Canonicalization is a big word that you may or may not have heard of before. It literally means an object that can be represented in multiple ways. Because your Web site probably has canonicalization issues (most do), you could be losing position on the search engines and not even realize it.
What is Canonicalization?
Google and the other search engines do their best to try to read and understand your Web site. The do this by following links, both internal (on your site), and external links coming into your site. But because after all, Google is just a really complex computer program, your Web site is a series of index entries. Depending on how it finds your data and Web pages, it will put different information into its index.
So for instance, if your Home page can be found at:
http://www.xyz.com/ and http://www.xyz.com/index.html
Then Google may actually see this as two separate and distinct pages, and put both into its index. That’s a problem, because now Google sees two site pages with exactly the same content, and you’ll get penalized for duplicate content.
What’s even worse, is if your site resolves to the domain without the “www”, you’ve got now four possible pages that all point to the same thing:
http://xyz.com/ and http://xyz.com/index.html
Aren’t More Domain Names Better?
Many times my clients will tell me they bought several domain names, thinking that would help them with search engine positioning, so now they’ve compounded the problem even more:
http://www.abc.com points to http://www.xyz.com (which already has four possible canonical pages as shown above)

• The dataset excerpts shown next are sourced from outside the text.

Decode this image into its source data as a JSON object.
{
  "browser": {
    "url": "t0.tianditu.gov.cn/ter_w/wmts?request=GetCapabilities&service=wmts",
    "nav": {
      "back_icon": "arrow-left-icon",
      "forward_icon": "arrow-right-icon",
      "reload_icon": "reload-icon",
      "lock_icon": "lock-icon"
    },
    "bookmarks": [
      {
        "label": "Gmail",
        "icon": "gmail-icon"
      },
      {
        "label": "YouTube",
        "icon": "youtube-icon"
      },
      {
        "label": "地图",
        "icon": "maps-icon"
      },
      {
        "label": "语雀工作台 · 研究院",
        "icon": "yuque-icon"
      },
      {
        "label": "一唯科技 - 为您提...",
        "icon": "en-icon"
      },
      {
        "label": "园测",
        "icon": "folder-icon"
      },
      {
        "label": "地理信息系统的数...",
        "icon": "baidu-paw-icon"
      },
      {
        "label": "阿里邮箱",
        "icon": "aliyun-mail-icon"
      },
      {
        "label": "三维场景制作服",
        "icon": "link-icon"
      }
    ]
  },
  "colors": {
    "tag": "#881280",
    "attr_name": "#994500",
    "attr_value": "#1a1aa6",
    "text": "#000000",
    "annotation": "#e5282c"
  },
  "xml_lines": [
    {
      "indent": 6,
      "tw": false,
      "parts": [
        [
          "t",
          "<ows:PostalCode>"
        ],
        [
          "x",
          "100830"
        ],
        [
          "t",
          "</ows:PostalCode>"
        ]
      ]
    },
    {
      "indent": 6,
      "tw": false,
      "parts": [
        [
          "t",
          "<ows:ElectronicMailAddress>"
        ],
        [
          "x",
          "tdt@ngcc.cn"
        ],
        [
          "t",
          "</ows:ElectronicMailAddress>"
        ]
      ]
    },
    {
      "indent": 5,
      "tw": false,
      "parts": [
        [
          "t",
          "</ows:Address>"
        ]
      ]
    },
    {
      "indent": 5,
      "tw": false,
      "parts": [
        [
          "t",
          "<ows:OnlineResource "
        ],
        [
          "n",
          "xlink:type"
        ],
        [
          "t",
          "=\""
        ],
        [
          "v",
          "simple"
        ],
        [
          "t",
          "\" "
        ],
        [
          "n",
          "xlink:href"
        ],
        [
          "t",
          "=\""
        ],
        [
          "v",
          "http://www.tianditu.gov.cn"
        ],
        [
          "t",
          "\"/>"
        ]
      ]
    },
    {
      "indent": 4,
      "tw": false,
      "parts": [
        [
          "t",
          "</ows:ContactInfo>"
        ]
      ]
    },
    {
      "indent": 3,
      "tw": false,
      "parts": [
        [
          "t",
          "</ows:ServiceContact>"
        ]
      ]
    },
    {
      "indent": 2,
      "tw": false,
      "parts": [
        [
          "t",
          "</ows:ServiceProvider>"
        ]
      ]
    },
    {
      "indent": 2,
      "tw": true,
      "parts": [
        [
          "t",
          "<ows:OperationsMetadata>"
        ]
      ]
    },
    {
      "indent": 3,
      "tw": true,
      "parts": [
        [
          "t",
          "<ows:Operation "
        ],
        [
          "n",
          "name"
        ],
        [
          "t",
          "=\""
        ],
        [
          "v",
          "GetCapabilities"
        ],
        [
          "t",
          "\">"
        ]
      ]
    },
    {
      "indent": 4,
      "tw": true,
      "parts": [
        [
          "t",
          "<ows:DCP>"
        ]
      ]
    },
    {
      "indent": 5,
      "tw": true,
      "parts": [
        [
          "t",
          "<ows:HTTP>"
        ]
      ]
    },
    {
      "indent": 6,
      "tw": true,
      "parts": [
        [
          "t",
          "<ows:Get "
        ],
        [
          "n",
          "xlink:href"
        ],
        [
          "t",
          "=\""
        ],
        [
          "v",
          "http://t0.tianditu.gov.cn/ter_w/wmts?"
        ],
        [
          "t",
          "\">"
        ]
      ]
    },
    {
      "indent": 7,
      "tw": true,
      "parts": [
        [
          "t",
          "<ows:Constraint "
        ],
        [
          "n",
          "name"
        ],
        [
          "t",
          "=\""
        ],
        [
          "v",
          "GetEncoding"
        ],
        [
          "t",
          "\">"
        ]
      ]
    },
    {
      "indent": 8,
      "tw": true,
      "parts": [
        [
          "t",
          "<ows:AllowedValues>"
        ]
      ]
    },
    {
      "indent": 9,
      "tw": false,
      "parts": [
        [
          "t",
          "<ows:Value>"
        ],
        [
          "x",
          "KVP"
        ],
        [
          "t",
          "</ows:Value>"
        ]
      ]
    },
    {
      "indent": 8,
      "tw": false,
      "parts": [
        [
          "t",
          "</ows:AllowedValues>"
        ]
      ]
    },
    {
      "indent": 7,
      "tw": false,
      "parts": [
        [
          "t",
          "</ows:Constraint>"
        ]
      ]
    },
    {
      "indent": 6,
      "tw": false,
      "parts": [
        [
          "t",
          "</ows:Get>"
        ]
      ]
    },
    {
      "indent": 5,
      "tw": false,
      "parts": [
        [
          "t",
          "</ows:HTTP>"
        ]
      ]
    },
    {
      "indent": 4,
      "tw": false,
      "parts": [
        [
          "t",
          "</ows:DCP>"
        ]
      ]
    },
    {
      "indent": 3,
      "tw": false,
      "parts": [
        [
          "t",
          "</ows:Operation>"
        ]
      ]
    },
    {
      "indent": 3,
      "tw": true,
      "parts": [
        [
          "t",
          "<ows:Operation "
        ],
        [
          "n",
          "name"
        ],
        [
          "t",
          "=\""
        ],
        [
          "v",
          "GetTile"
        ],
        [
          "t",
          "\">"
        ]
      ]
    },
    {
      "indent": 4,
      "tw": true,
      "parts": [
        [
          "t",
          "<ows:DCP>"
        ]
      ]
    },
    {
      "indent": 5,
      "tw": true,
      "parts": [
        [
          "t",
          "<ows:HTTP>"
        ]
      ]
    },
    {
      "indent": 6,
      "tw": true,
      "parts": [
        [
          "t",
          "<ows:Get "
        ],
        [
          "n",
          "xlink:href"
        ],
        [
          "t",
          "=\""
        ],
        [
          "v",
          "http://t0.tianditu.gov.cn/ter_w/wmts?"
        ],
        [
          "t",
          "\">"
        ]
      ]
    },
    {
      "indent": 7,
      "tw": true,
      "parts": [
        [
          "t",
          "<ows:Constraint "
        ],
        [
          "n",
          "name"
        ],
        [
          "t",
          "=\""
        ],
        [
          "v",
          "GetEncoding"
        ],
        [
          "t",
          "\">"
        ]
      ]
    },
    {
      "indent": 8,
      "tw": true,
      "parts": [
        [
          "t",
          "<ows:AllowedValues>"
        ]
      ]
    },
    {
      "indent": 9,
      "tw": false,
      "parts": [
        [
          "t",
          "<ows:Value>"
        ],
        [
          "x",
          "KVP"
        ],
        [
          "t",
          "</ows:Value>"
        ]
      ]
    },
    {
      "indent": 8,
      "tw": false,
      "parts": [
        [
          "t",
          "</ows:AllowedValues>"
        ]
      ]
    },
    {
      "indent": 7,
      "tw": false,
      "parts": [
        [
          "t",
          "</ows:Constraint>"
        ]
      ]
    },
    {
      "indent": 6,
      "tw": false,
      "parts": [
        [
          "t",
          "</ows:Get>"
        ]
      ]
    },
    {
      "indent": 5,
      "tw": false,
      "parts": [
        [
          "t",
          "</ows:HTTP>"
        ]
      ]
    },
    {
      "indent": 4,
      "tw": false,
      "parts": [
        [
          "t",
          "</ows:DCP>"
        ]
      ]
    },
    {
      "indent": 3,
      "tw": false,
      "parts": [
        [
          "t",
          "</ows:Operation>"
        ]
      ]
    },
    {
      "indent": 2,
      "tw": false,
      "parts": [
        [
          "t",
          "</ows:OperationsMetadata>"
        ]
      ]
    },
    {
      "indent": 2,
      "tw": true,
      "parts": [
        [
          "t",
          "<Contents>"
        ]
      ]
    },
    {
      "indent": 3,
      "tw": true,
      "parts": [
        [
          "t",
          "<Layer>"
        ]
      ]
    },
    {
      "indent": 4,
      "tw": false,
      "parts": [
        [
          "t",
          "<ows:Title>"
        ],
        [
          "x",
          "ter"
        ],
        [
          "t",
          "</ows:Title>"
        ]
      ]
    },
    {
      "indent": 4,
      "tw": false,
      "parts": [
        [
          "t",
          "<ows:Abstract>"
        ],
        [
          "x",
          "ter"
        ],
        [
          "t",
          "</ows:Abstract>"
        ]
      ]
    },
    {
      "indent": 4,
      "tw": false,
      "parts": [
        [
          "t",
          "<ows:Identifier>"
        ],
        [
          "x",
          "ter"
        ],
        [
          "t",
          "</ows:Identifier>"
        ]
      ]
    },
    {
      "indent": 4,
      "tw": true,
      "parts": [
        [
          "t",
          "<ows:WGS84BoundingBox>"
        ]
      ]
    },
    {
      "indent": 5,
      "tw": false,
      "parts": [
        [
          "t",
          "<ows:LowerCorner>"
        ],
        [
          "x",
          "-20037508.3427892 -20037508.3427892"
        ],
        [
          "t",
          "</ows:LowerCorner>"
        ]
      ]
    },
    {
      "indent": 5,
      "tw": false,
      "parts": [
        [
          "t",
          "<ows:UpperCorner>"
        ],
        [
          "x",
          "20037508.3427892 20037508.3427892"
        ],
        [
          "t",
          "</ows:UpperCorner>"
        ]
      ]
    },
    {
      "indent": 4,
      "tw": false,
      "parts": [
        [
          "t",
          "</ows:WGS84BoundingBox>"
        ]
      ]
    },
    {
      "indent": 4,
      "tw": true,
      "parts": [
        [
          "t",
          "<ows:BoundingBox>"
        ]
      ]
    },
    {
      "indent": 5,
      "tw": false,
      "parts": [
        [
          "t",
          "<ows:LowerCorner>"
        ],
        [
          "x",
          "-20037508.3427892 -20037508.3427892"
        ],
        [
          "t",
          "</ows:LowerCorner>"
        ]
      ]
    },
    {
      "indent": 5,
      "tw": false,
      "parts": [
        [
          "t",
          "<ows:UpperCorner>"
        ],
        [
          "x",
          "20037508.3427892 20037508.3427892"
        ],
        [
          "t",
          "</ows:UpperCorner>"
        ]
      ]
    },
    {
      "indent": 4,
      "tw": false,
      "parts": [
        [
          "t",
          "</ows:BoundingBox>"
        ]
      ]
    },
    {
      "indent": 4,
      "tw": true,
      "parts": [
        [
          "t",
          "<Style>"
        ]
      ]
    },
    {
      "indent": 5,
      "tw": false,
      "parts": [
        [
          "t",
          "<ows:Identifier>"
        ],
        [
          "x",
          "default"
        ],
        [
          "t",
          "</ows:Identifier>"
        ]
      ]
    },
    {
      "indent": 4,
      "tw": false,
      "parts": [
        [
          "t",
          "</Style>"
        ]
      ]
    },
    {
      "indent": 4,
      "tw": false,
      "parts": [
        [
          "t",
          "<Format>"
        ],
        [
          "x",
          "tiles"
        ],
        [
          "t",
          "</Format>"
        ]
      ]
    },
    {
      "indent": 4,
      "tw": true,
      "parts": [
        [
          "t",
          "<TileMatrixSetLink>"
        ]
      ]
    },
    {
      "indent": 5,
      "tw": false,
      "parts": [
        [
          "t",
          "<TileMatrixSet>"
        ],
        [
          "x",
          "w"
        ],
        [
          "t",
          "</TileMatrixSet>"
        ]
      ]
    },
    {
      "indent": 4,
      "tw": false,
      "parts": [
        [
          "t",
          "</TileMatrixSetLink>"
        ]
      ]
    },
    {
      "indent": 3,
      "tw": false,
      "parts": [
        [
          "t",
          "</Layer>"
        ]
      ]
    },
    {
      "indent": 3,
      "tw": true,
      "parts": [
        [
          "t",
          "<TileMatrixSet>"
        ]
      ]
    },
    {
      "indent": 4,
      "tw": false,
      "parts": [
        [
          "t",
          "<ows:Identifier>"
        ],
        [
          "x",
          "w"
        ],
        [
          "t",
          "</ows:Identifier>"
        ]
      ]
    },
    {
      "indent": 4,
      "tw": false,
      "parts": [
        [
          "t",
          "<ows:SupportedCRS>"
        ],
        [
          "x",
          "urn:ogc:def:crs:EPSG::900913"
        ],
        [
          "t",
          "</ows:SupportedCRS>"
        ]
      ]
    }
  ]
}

Now the new domain name has the same problem but you’ve made it even worse with four new pages that have the same duplicate content problem as the first example. Google is going to look at all this as just bad practice because you’ve got up to eight pages of duplicate content, and you’re going to be penalized for it.
Ho Do I Fix Canonicalization Issues?
Matt Cutts from Google wrote a very good blog entry a couple years ago, in his SEO Advice: URL Canonicalization column, in which he answers many of these types of questions. It takes some work to get this resolved, but it’s a process I go through with every client that wants (search engine optimization (SEO) on their site.
Just more recently, all the search engines including Google, Yahoo! and MSN have come together with a new standard that helps us out even more. In his blog, Barry Schwartz describes how the search engines have agreed on a canonical tag to reduce duplicate content clutter. Basically, you want to include a new tag between the <head> and </head> sections of your Web site that looks something like this:
<link rel="canonical" href="http://www.yourdomain.com/xyz.html" />
This instructs the search engines that the part after “href” is what you want them to have in their index as the “real” page, and to ignore all other versions that they might see.
This is fantastic news! It’s been a real pain in the keister to try to use 301-redirects, edit the .htaccess file, embed PHP code, and so on to get the search engines to just put one version of the page in their index. This really simplifies things for all of us, but you have to take the time to do it.
DotNetNuke Canonicalization
I’m a big fan of DotNetNuke as a Web platform. It makes it really easy for me to get a Web site launched and running within an hour or two. Unfortunately, the out-of-the-box platform creates to URLs for every page you generate. You can now set the URLs to be “human friendly” in the web.config file, but you still end up with the old page names being active. Furthermore, you can’t edit what’s in the <head> section, so you can’t add the canonical tag.
It appears that iFinity has created a DotNetNuke module that gives you an automatic way of generating the canonical tag for your DNN site. I’ve yet to try it out, but it looks like it’ll do the trick for a reasonable price.
No code examples? 🙂
Actually, DNN does allow you to modify the section to add the cannonical tag.
Tom Kraak has a great tutorial on how to do this in his blog at
http://seablick.com/blog/140/using-the-canonical-link-tag-in-dnn.aspx
In a nutshell, you go to page settings/advanced settings and put the tag in the ‘page header’ section.
Bruce at Ifinity has some great products, and just about everyone recommends his URL Master and Pageblaster for all but the simplest DNN sites, but you can implement the cannonical tag pretty easily without using a third party app.
Excellent. Thanks, Steve, I appreciate the pointer! I was unaware of that ability, and I learn new stuff about DNN all the time. 🙂
This site is one of many that I manage, but it is illustrative of the canonicalization issue… The home page of this site (the only page I’m interested in being indexed) could be accessed by: http://confectionarydesigns.com, http://www.confectionarydesigns.com, confectionarydesigns.com, at the whim of the person doing the browsing. Google should know this and not consider these “multiples” as duplicate content. It’s their own lazy selves that cause this problem, by not coding the search crawlers to take this into account. However, variations on the name (e.g. confectdesign.com (not a real domain) ) that resolves to the real domain IS canonicalization, and web designers should take care either not to have multiple names for a single domain, or employ the tag.
Thanks for the advice, and for keeping us up to date…
Vince G.
Matt Cutts from Google has said that “35% of all content on the web is duplicate content” so I think they understand this. But it’s good to get your ducks in a row too, because I’ve seen negative effects of canonicalization too.